Your son or daughter may occasionally protest: “Mummy, please don’t spoil Sara. Let her sleep in her crib; if she gets used to the lap, she may expect me to sit up the whole night with her in my lap.” You simply ignore that and proceed cultivating in her the pleasure of the cozy lap and the gentle rocking knee. If she starts crying at the top of her voice once you put her back in her crib, you may start yawning conveniently and proceed to your own bed leaving the baby to be attended to by her mother. Parents discipline; grandparents spoil.
You may flaunt and praise the baby to the sky and nobody would find fault with you - not on your face at least. Who can embellish, embroider and adorn facts more artfully than a grandpa or a grandma? The other grandparents may be blue in the face with jealousy but won’t utter a word, as soon after they would in the same vein of exaggeration describe the feats of their own grandchildren. They would unabashedly boast of the child’s innate intelligence, pretty looks and uncanny resemblance to their side of the family.
“You know what”, Sami’s grandma would declare: “My Sami can now kick the soccer ball right over the six-foot fence. And, he has just started walking.”
“Really! How wonderful. Sara too is precocious. She is doing the Mariachi dance just by watching the TV.”
Once a baby starts talking, he/she becomes for the grandparents the most quotable person on earth. But, sometimes the child may come out with an unquotable quote. When Sara was two, she asked: “How did you look grandma when you were new.” Or, when in response to grandpa’s advice to Barry, Sara’s younger brother, that he should grow up to be a gentleman, Barry responded, “I don’t want to be a gentleman; I want to be just like you, Grandpa!”

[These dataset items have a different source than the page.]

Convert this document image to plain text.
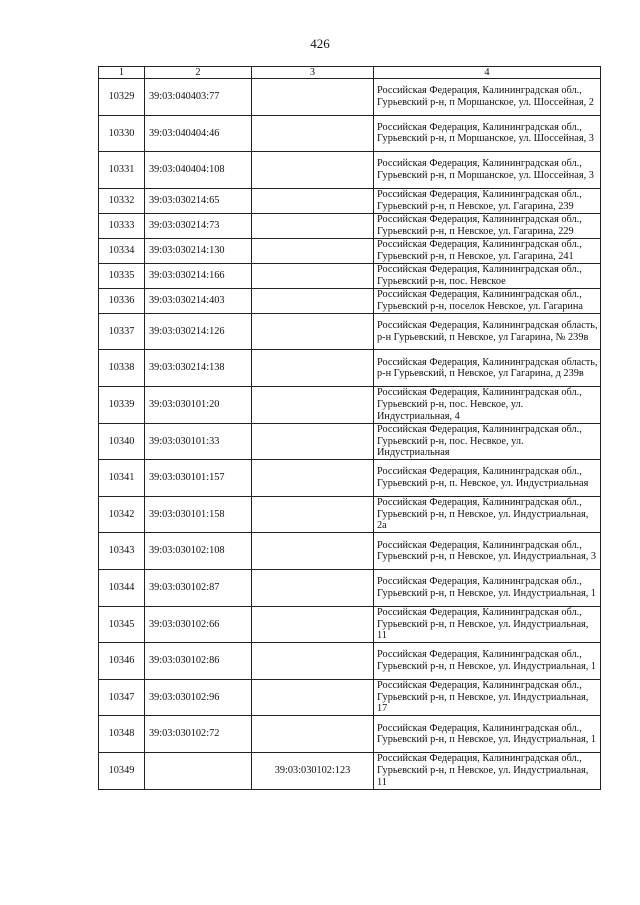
426
1	2	3	4
10329	39:03:040403:77		Российская Федерация, Калининградская обл., Гурьевский р-н, п Моршанское, ул. Шоссейная, 2
10330	39:03:040404:46		Российская Федерация, Калининградская обл., Гурьевский р-н, п Моршанское, ул. Шоссейная, 3
10331	39:03:040404:108		Российская Федерация, Калининградская обл., Гурьевский р-н, п Моршанское, ул. Шоссейная, 3
10332	39:03:030214:65		Российская Федерация, Калининградская обл., Гурьевский р-н, п Невское, ул. Гагарина, 239
10333	39:03:030214:73		Российская Федерация, Калининградская обл., Гурьевский р-н, п Невское, ул. Гагарина, 229
10334	39:03:030214:130		Российская Федерация, Калининградская обл., Гурьевский р-н, п Невское, ул. Гагарина, 241
10335	39:03:030214:166		Российская Федерация, Калининградская обл., Гурьевский р-н, пос. Невское
10336	39:03:030214:403		Российская Федерация, Калининградская обл., Гурьевский р-н, поселок Невское, ул. Гагарина
10337	39:03:030214:126		Российская Федерация, Калининградская область, р-н Гурьевский, п Невское, ул Гагарина, № 239в
10338	39:03:030214:138		Российская Федерация, Калининградская область, р-н Гурьевский, п Невское, ул Гагарина, д 239в
10339	39:03:030101:20		Российская Федерация, Калининградская обл., Гурьевский р-н, пос. Невское, ул. Индустриальная, 4
10340	39:03:030101:33		Российская Федерация, Калининградская обл., Гурьевский р-н, пос. Несвкое, ул. Индустриальная
10341	39:03:030101:157		Российская Федерация, Калининградская обл., Гурьевский р-н, п. Невское, ул. Индустриальная
10342	39:03:030101:158		Российская Федерация, Калининградская обл., Гурьевский р-н, п Невское, ул. Индустриальная, 2а
10343	39:03:030102:108		Российская Федерация, Калининградская обл., Гурьевский р-н, п Невское, ул. Индустриальная, 3
10344	39:03:030102:87		Российская Федерация, Калининградская обл., Гурьевский р-н, п Невское, ул. Индустриальная, 1
10345	39:03:030102:66		Российская Федерация, Калининградская обл., Гурьевский р-н, п Невское, ул. Индустриальная, 11
10346	39:03:030102:86		Российская Федерация, Калининградская обл., Гурьевский р-н, п Невское, ул. Индустриальная, 1
10347	39:03:030102:96		Российская Федерация, Калининградская обл., Гурьевский р-н, п Невское, ул. Индустриальная, 17
10348	39:03:030102:72		Российская Федерация, Калининградская обл., Гурьевский р-н, п Невское, ул. Индустриальная, 1
10349		39:03:030102:123	Российская Федерация, Калининградская обл., Гурьевский р-н, п Невское, ул. Индустриальная, 11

A few years later when Barry wasn’t yet two, the grandma bought for him a soccer ball so that he could beat Sami at the game. She also bought for him a soccer player’s uniform despite the fact that the only thing he was young enough to wear was a diaper. Even the smallest uniform was three sizes bigger. Perhaps she wanted him to grow faster to be able to put on the uniform and play in the field. She fed him fat-full grub; he grew, no doubt, but horizontally.
She took him to the playground and forced much older neighborhood kids to play with him. If he failed to stop the ball coming almost straight towards him, she would be quick with the alibi: “The sun was in his eyes”. If he missed a ball again - well, he just couldn’t reach it because it was so swift. If he kicked the head of a kid who had slipped and fallen on the field, she would be ready with the excuse: “It is not his fault, that kid’s silver-blonde head looks like a ball. Doesn’t it?”
Years later when Sami, Sara and Sara’s younger brother Barry were all going to the same school, Sara’s grandma noticed a sticker on the rear fender of the van driven by Sami’s grandmother: “My grandson is on the honor role of the school”. Within days Sara’s grandmother had a sticker just beneath the earlier sticker that had claimed that happiness was being the grandmother of Sara. The new sticker said, “My Barry can lick your honor role kid.”
This sticker sounded amusing but undignified and hollow. The first sticker about happiness being a grandmother had all the force of truth behind it.
Let me give here an extract from the memoirs of Raisa Gorbachev, wife of the former Soviet President. “When our first granddaughter was born my husband and I went to see her in the maternity home. As we entered the vestibule I said to the nurse: ‘Open the door wider - grandma has arrived!’ The nurse opened the door, looked to see who was behind me and said: ‘But where is the grandmother?’
Happiness or enjoyment, in the form of grandchildren comes quite late in life. So enjoy them, be proud of them, pamper and spoil them as much as you can before the time comes to leave the transit lounge and catch the plane to the hereafter.